DAS/280/2023 du 09.11.2023 sur DJP/102/2023 ( AJP ) , REJETE

En fait
En droit
Par ces motifs
RÉPUBLIQUE ET CANTON DE GENÈVE

POUVOIR JUDICIAIRE

C/2219/2017 DAS/280/2023

ARRÊT

DE LA COUR DE JUSTICE

Chambre civile

DU JEUDI 9 NOVEMBRE 2023

 

Appel (C/2219/2017) formé le 31 mars 2023 par Madame A______, domiciliée ______ , représenté par Me Nicolas JEANDIN, avocat.

* * * * *

Arrêt communiqué par plis recommandés du greffier
du 14 novembre 2023 à :

 

- Madame A______
c/o Me Nicolas JEANDIN, avocat,
Grand-Rue 25, case postale, 1211 Genève 3

- Monsieur B______
c/o Me Nathalie HUBERT DIETRICH, avocate,
rue François-Bellot 12, 1206 Genève.

- Madame C______
c/o Me D______, avocat,
______ , ______ .

- JUSTICE DE PAIX.

 


EN FAIT

A. a) E______, né le ______ 1925, de nationalité française, domicilié à l'avenue 1______ no. ______ à Genève, est décédé le ______ 2017 à F______ [GE].

b) Il a laissé pour héritiers A______, son épouse, B______, son fils né d'une précédente union, et C______, sa petite fille, fille de B______.

c) E______ était à la tête d'une fortune importante, composées notamment de biens mobiliers et immobiliers, dont un tableau de G______ intitulé "______" et de comptes bancaires.

d) Par testament et deux codicilles olographes des 23 et 27 avril 2016, ainsi qu'un pacte successoral du 8 juillet 2008 passé entre E______ et B______, les héritiers susévoqués ont été institués et MH______ nommée exécuteur testamentaire, à défaut son successeur.

e) Une demande en partage de la succession introduite par A______ est actuellement pendante devant le Tribunal de première instance de Genève (C/2______/2018).

f) En prévision de la fin du mandat de Me H______, sur le point de partir en retraite, A______ a requis, par pli du 15 décembre 2022, la désignation d'un représentant de la communauté héréditaire auprès de la Justice de paix.

Se prévalant des rapports conflictuels entre les héritiers, elle a soutenu que la désignation d'un représentant était rendue nécessaire, en l'absence d'exécuteur testamentaire. Elle a conclu à ce que Me I______ assume cette tâche, car il était l'associé de Me H______.

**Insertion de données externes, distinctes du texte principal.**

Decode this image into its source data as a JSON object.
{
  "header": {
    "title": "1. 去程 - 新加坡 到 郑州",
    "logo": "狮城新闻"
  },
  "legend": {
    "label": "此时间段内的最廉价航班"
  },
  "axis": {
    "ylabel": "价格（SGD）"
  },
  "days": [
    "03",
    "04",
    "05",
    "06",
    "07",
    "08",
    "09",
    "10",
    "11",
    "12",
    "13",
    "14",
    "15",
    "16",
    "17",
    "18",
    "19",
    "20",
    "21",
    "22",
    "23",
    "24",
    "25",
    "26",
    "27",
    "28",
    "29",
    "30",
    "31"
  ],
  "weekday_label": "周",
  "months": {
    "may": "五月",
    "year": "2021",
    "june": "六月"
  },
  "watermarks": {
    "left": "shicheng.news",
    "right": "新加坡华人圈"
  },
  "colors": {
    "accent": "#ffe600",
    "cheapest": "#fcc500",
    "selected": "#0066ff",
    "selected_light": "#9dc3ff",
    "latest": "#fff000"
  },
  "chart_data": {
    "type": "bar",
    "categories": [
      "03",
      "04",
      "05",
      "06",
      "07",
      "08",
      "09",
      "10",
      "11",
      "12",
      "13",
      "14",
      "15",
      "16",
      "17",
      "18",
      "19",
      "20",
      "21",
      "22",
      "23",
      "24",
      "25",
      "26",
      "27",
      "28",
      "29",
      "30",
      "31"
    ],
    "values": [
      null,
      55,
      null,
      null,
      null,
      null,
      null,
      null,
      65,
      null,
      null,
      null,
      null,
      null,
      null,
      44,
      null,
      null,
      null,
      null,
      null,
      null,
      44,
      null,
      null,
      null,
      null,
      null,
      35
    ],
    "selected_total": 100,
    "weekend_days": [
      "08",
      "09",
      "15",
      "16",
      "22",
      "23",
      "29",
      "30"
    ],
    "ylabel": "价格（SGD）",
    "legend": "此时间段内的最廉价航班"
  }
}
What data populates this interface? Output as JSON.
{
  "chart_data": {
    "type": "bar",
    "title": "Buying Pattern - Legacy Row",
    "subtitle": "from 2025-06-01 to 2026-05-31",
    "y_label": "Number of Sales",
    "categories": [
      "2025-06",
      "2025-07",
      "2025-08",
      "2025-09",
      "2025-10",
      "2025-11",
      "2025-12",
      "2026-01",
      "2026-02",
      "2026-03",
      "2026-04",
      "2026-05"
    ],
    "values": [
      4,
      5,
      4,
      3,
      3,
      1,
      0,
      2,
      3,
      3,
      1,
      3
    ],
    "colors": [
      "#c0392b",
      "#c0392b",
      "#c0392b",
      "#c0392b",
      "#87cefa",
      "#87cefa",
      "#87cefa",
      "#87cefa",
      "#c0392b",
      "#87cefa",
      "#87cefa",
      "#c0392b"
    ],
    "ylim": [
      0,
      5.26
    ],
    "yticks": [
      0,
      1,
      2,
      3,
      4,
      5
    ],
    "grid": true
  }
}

g) C______, sous la plume de son curateur Me D______, a conclu au rejet de cette requête, car inutile.

h) B______ a lui aussi conclu au rejet de cette requête.

Il a relevé que l'exécuteur testamentaire était toujours en fonction et qu'elle avait elle-même souhaité continuer jusqu'à la mise en sécurité du tableau de G______ susmentionné.

i) Par courrier du 24 février 2023, Me H______ a informé la Justice de paix qu'elle mettait fin à son mandat d'exécuteur testamentaire pour le 28 février 2023.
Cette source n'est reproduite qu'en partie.